Как-то видя всё потемневшим и плечи чувствуя как бы оттянутыми полными вёдрами, он вернулся в свою комнату и только мог сделать одно: запереть дверь на ключ и ключ вынуть (чтоб думали — он вышел). Он мог сделать так потому, что сосед, сидящий за вторым столом, не вернулся из командировки.

Всё внутри Иннокентия противно обмякло. Он ждал стука. Было страшно, раздирающе страшно, что сейчас войдут и арестуют. Мелькала мысль — не открывать дверей. Пусть ломают.

Или повеситься до того, как войдут.

Или выпрыгнуть из окна. С третьего этажа. Прямо на улицу. Две секунды полёта — и всё разорвалось. И погашено сознание.

На столе лежал пухлый отчёт экспертов — задолженность Иннокентия. Прежде чем уезжать, надо сдать проверенным этот отчёт. Но тошно было даже смотреть на него.

В натопленном кабинете казалось холодно, знобко.

Мерзкое внутреннее бессилие! Так и ждать в бездействии своей гибели…

Иннокентий лёг на кожаный диван пластом, ничком. Только так, всей длиной тела, он принял от дивана род поддержки или успокоения.

Мысли мешались в нём.

Неужели это он? он! осмелился звонить в посольство?! И — зачем? Позвоните — оф Кэнеда… А кто такой ви? А откуда я знаю, что ви говорить правду?.. О, самонадеянные американцы! Они дождутся-таки сплошной коллективизации фермеров! Они — заслужили…

Не надо было звонить. Жаль — себя.

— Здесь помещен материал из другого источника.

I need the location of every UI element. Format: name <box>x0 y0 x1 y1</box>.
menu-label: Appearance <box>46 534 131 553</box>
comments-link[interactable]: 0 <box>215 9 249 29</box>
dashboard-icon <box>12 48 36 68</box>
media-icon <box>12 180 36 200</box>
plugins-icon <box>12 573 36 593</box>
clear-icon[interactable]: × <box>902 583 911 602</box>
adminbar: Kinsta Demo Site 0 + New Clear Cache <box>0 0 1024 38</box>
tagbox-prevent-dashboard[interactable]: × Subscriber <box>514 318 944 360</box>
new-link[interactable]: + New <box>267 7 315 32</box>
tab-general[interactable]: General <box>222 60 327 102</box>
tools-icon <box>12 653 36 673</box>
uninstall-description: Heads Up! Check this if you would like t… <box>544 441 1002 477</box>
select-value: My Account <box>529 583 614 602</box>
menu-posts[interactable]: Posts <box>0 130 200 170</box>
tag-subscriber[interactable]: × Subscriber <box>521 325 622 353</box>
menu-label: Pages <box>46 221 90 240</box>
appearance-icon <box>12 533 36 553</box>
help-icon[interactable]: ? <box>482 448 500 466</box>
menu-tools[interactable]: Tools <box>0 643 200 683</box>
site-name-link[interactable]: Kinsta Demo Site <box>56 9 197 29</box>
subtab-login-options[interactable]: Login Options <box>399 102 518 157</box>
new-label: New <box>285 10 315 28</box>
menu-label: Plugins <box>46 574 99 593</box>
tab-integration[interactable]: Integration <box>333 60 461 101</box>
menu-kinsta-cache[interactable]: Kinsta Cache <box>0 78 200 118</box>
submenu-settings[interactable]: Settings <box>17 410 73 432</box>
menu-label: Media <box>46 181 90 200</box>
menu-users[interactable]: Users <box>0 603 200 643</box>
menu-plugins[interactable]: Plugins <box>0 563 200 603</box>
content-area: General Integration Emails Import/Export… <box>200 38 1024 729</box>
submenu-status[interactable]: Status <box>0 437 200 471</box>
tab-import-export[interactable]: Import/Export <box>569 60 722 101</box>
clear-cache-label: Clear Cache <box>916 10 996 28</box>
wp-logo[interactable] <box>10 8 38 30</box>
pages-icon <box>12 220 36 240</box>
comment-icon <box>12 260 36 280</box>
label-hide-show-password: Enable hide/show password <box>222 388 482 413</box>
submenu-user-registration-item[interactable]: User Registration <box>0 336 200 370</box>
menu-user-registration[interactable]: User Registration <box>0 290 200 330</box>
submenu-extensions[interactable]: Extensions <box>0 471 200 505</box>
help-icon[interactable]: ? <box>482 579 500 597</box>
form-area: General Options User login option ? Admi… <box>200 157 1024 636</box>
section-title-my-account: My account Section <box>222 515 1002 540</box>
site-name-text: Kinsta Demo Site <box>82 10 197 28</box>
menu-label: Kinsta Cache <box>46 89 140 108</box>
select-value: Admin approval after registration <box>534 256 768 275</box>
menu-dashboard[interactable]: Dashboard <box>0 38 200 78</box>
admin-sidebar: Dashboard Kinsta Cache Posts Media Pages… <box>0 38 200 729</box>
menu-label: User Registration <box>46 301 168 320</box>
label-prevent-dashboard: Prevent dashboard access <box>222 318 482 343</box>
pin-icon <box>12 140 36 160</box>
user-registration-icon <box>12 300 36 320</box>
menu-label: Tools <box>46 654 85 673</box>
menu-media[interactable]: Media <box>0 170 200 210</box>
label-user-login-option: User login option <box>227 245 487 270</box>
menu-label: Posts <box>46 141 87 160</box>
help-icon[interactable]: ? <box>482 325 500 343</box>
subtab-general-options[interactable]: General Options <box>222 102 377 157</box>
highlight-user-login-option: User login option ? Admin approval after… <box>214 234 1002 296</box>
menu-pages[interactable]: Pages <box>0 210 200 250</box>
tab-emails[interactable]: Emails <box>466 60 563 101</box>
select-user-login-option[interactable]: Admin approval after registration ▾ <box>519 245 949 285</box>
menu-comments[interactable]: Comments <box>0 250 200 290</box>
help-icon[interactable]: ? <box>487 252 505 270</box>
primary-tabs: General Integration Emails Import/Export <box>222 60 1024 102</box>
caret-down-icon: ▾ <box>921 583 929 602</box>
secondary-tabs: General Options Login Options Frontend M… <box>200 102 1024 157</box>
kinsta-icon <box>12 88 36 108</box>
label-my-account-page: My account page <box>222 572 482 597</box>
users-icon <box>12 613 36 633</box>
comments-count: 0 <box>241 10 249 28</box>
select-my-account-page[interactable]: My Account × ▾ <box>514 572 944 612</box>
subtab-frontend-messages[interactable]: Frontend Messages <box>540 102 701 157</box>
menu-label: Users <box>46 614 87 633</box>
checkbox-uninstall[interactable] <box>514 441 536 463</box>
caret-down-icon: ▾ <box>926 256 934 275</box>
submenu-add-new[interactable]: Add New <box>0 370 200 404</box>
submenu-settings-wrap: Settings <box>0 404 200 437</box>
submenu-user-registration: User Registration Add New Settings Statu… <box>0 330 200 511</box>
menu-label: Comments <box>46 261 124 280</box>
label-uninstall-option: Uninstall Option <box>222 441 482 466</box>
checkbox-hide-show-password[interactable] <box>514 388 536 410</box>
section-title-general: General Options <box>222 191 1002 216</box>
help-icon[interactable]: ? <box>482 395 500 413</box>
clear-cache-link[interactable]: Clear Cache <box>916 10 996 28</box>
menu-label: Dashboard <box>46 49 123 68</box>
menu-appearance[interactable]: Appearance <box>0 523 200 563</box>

В тридцать лет кончать жизнь. Может быть в пытках.

Нет, он не жалел, что звонил. Очевидно, так надо было. Будто кто-то вёл его тогда, и не было страшно.

Не то, что не жалел, — а у него не оставалось воли жалеть или не жалеть. Под расслабляющей угрозой он бездыханно лежал, придавленный к дивану, и хотел только, чтобы скорей это всё кончилось, чтобы скорей уж брали его, что ли.